Partial agonist and antagonist activities of a mutant scorpion beta-toxin on sodium channels.

Scorpion ß-toxin 4 from Centruroides suffusus suffusus (Css4) enhances the activation of voltage-gated sodium channels through a voltage sensor trapping mechanism by binding the activated state of the voltage sensor in domain II and stabilizing it in its activated conformation. Here we describe the antagonist and partial agonist properties of a mutant derivative of this toxin. Substitution of seven different amino acid residues for Glu(15) in Css4 yielded toxin derivatives with both increased and decreased affinities for binding to neurotoxin receptor site 4 on sodium channels. Css4(E15R) is unique among this set of mutants in that it retained nearly normal binding affinity but lost its functional activity for modification of sodium channel gating in our standard electrophysiological assay for voltage sensor trapping.
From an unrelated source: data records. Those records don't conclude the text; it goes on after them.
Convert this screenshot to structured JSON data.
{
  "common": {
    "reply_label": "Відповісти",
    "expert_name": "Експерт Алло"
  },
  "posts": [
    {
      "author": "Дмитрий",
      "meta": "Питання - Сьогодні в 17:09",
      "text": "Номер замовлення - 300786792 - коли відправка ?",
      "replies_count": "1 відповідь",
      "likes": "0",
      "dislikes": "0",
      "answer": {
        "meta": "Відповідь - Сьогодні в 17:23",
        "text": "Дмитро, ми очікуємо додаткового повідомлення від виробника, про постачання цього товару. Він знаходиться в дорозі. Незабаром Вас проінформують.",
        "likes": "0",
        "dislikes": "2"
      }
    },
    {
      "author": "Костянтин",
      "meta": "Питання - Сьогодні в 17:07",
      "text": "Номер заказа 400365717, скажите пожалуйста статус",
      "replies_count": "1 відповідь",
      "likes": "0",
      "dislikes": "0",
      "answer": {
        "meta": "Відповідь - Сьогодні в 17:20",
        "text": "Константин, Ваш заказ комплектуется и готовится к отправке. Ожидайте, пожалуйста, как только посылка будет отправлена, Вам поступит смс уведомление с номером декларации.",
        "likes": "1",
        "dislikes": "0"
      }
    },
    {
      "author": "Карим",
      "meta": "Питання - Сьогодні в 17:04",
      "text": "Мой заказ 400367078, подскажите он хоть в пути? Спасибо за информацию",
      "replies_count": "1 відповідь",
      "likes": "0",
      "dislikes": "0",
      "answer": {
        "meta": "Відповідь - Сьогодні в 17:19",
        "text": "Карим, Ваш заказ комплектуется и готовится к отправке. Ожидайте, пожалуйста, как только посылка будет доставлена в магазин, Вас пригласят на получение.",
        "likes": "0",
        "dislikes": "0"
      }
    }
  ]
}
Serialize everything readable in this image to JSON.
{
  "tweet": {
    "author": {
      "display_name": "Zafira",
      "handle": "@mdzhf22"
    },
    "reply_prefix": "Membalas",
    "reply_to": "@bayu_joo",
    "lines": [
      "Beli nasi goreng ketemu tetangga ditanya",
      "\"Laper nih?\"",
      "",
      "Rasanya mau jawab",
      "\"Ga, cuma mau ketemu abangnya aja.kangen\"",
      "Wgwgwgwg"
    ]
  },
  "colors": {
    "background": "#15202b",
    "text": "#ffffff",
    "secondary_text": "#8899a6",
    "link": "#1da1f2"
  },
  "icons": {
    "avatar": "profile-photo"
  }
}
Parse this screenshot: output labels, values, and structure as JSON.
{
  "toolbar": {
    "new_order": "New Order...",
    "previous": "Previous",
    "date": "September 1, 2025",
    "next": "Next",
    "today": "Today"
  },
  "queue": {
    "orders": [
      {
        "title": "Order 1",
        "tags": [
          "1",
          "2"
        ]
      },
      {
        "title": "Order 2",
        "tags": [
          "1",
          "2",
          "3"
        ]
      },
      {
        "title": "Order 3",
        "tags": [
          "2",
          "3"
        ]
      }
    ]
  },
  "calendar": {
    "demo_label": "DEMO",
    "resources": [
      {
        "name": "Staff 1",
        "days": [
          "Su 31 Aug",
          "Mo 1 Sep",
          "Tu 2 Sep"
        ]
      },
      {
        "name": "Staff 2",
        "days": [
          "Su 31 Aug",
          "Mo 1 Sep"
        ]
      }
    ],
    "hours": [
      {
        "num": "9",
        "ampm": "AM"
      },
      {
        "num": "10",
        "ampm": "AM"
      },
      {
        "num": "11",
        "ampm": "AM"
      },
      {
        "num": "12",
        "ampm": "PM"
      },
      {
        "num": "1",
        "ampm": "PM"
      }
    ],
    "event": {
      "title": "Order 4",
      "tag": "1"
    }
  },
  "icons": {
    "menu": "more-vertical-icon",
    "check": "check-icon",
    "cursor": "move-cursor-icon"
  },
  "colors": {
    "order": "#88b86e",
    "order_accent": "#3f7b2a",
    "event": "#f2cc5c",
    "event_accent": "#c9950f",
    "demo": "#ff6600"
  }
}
More detailed analysis of the functional effects of Css4(E15R) revealed weak voltage sensor trapping activity, which was very rapidly reversed upon repolarization and therefore was not observed in our standard assay of toxin effects. This partial agonist activity of Css4(E15R) is observed clearly in voltage sensor trapping assays with brief (5 ms) repolarization between the conditioning prepulse and the test pulse. The effects of Css4(E15R) are fit well by a three-step model of toxin action involving concentration-dependent toxin binding to its receptor site followed by depolarization-dependent activation of the voltage sensor and subsequent voltage sensor trapping. Because it is a partial agonist with much reduced efficacy for voltage sensor trapping, Css4(E15R) can antagonize the effects of wild-type Css4 on sodium channel activation and can prevent paralysis by Css4 when injected into mice. Our results define the first partial agonist and antagonist activities for scorpion toxins and open new avenues of research toward better understanding of the structure-function relationships for toxin action on sodium channel voltage sensors and toward potential toxin-based therapeutics to prevent lethality from scorpion envenomation.